Niamh took her place beside and a little behind Hollace, forming the beginnings of a diagonal line. She was uncharacteristically quiet, staring straight ahead with her hands at her sides. She didn’t have a quip for her neighbors or even seem to notice the lurkers around the area. I’d given the revealing potions to everyone, so she’d see them all, but she didn’t appear to notice or care.
“What’s wrong with Niamh?” I asked, feeling anticipation through the link.
My vision wobbled and hazed over, the potion taking effect, and a few more figures popped into the area, one out near the limos, a couple milling around in the open spaces between the building and the trees, and a few waiting off to the left, on the other side of the walkway from the shifters, giving Austin and me a wide berth.
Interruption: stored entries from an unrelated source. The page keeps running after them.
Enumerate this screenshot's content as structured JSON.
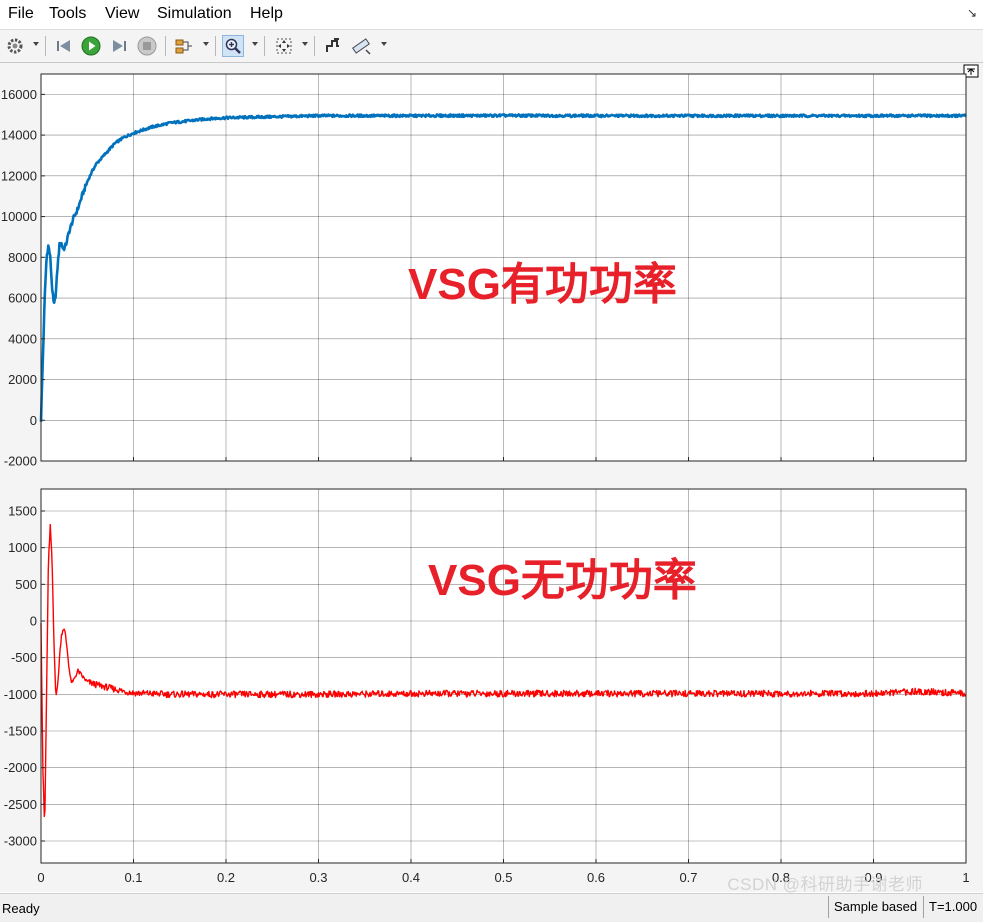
{
  "menu": {
    "items": [
      "File",
      "Tools",
      "View",
      "Simulation",
      "Help"
    ],
    "corner_icon": "undock-arrow-icon"
  },
  "toolbar": {
    "buttons": [
      {
        "name": "settings-gear-icon",
        "has_dropdown": true
      },
      {
        "name": "step-back-icon",
        "has_dropdown": false
      },
      {
        "name": "run-icon",
        "has_dropdown": false
      },
      {
        "name": "step-forward-icon",
        "has_dropdown": false
      },
      {
        "name": "stop-icon",
        "has_dropdown": false
      },
      {
        "name": "signal-selector-icon",
        "has_dropdown": true
      },
      {
        "name": "zoom-in-icon",
        "has_dropdown": true,
        "pressed": true
      },
      {
        "name": "fit-to-view-icon",
        "has_dropdown": true
      },
      {
        "name": "style-icon",
        "has_dropdown": false
      },
      {
        "name": "cursor-measure-icon",
        "has_dropdown": true
      }
    ]
  },
  "status": {
    "left": "Ready",
    "mode": "Sample based",
    "time": "T=1.000"
  },
  "watermark": "CSDN @科研助手谢老师",
  "chart_data": [
    {
      "type": "line",
      "title": "",
      "annotation": "VSG有功功率",
      "annotation_color": "#e8202a",
      "series": [
        {
          "color": "#0072bd",
          "x": [
            0,
            0.002,
            0.004,
            0.006,
            0.008,
            0.01,
            0.012,
            0.014,
            0.016,
            0.018,
            0.02,
            0.022,
            0.024,
            0.026,
            0.028,
            0.03,
            0.035,
            0.04,
            0.045,
            0.05,
            0.055,
            0.06,
            0.07,
            0.08,
            0.09,
            0.1,
            0.12,
            0.14,
            0.16,
            0.18,
            0.2,
            0.25,
            0.3,
            0.35,
            0.4,
            0.5,
            0.6,
            0.7,
            0.8,
            0.9,
            0.95,
            1.0
          ],
          "y": [
            0,
            3000,
            6000,
            8000,
            8600,
            8000,
            6500,
            5600,
            6200,
            7600,
            8600,
            8700,
            8400,
            8500,
            8800,
            9200,
            9900,
            10400,
            11100,
            11700,
            12200,
            12600,
            13100,
            13600,
            13900,
            14100,
            14400,
            14600,
            14700,
            14800,
            14850,
            14900,
            14950,
            14950,
            14950,
            14960,
            14950,
            14950,
            14950,
            14950,
            14950,
            14950
          ]
        }
      ],
      "xlim": [
        0,
        1
      ],
      "ylim": [
        -2000,
        17000
      ],
      "yticks": [
        -2000,
        0,
        2000,
        4000,
        6000,
        8000,
        10000,
        12000,
        14000,
        16000
      ],
      "xticks": [
        0,
        0.1,
        0.2,
        0.3,
        0.4,
        0.5,
        0.6,
        0.7,
        0.8,
        0.9,
        1
      ],
      "grid": true
    },
    {
      "type": "line",
      "title": "",
      "annotation": "VSG无功功率",
      "annotation_color": "#e8202a",
      "series": [
        {
          "color": "#ff0000",
          "x": [
            0,
            0.002,
            0.004,
            0.006,
            0.008,
            0.01,
            0.012,
            0.014,
            0.016,
            0.018,
            0.02,
            0.022,
            0.024,
            0.026,
            0.028,
            0.03,
            0.032,
            0.034,
            0.036,
            0.04,
            0.045,
            0.05,
            0.06,
            0.07,
            0.08,
            0.09,
            0.1,
            0.12,
            0.14,
            0.16,
            0.2,
            0.3,
            0.4,
            0.5,
            0.6,
            0.7,
            0.8,
            0.9,
            0.95,
            1.0
          ],
          "y": [
            0,
            -2000,
            -2850,
            -1000,
            800,
            1300,
            800,
            -300,
            -1000,
            -900,
            -500,
            -200,
            -100,
            -150,
            -350,
            -600,
            -800,
            -850,
            -780,
            -680,
            -760,
            -830,
            -870,
            -900,
            -930,
            -960,
            -980,
            -990,
            -1000,
            -1000,
            -1000,
            -1000,
            -990,
            -990,
            -990,
            -990,
            -990,
            -990,
            -960,
            -990
          ]
        }
      ],
      "xlim": [
        0,
        1
      ],
      "ylim": [
        -3300,
        1800
      ],
      "yticks": [
        -3000,
        -2500,
        -2000,
        -1500,
        -1000,
        -500,
        0,
        500,
        1000,
        1500
      ],
      "xticks": [
        0,
        0.1,
        0.2,
        0.3,
        0.4,
        0.5,
        0.6,
        0.7,
        0.8,
        0.9,
        1
      ],
      "grid": true
    }
  ]
}
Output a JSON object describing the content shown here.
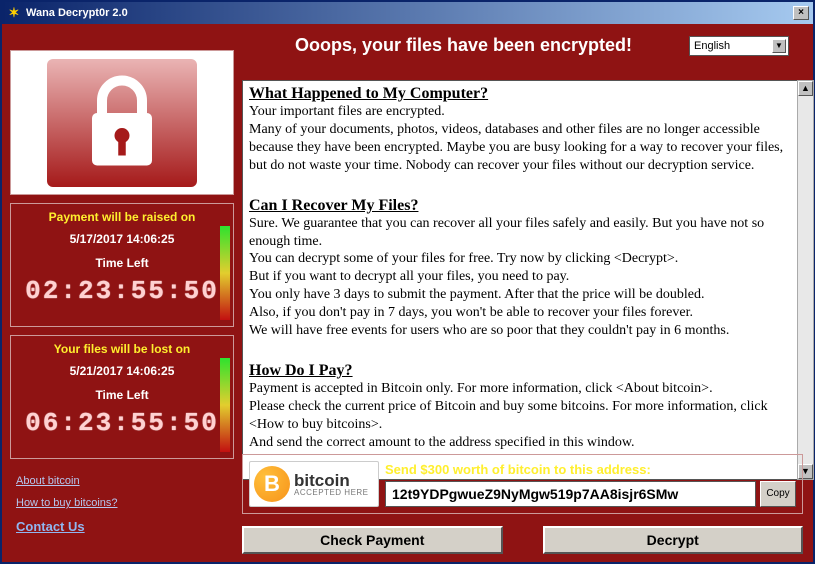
{
  "window": {
    "title": "Wana Decrypt0r 2.0"
  },
  "header": {
    "ooops": "Ooops, your files have been encrypted!",
    "language": "English"
  },
  "countdown1": {
    "title": "Payment will be raised on",
    "date": "5/17/2017 14:06:25",
    "time_left_label": "Time Left",
    "digits": "02:23:55:50"
  },
  "countdown2": {
    "title": "Your files will be lost on",
    "date": "5/21/2017 14:06:25",
    "time_left_label": "Time Left",
    "digits": "06:23:55:50"
  },
  "links": {
    "about_bitcoin": "About bitcoin",
    "how_to_buy": "How to buy bitcoins?",
    "contact": "Contact Us"
  },
  "body": {
    "h1": "What Happened to My Computer?",
    "p1": "Your important files are encrypted.",
    "p2": "Many of your documents, photos, videos, databases and other files are no longer accessible because they have been encrypted. Maybe you are busy looking for a way to recover your files, but do not waste your time. Nobody can recover your files without our decryption service.",
    "h2": "Can I Recover My Files?",
    "p3": "Sure. We guarantee that you can recover all your files safely and easily. But you have not so enough time.",
    "p4": "You can decrypt some of your files for free. Try now by clicking <Decrypt>.",
    "p5": "But if you want to decrypt all your files, you need to pay.",
    "p6": "You only have 3 days to submit the payment. After that the price will be doubled.",
    "p7": "Also, if you don't pay in 7 days, you won't be able to recover your files forever.",
    "p8": "We will have free events for users who are so poor that they couldn't pay in 6 months.",
    "h3": "How Do I Pay?",
    "p9": "Payment is accepted in Bitcoin only. For more information, click <About bitcoin>.",
    "p10": "Please check the current price of Bitcoin and buy some bitcoins. For more information, click <How to buy bitcoins>.",
    "p11": "And send the correct amount to the address specified in this window."
  },
  "payment": {
    "bitcoin_word": "bitcoin",
    "accepted": "ACCEPTED HERE",
    "send_label": "Send $300 worth of bitcoin to this address:",
    "address": "12t9YDPgwueZ9NyMgw519p7AA8isjr6SMw",
    "copy": "Copy"
  },
  "buttons": {
    "check": "Check Payment",
    "decrypt": "Decrypt"
  }
}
Only one invisible mage waited near the line of shifters, near the front corner of the building. He shifted and fidgeted often, and I wondered if he’d managed to deaden his noise and smell as well as his visual footprint. If not, he was not even close to invisible to that line of lethal shifters. Nor could he run fast enough if they decided to attack.
“Niamh’s playing a role, like all of us.” Austin continued to wait patiently, no longer looking around the area. “Well…” He looked down at me, smiling. “Maybe not like you.”
“You’re going to allow yourself to smile?” I whispered.
“To you? Yes. To this visiting party? Only if I am silently promising to kill them.”
Edgar was the last out of the second limo, and upon seeing the vampires waiting around the restaurant at the tree line, he puffed into a swarm of insects and zipped to his position behind them.
“Even Edgar has a role to play, and he just showed that he is the most lethal vampire on these grounds,” Austin murmured, his voice so low that I barely made out the words. “Hopefully he remembers not to speak and ruin the illusion.”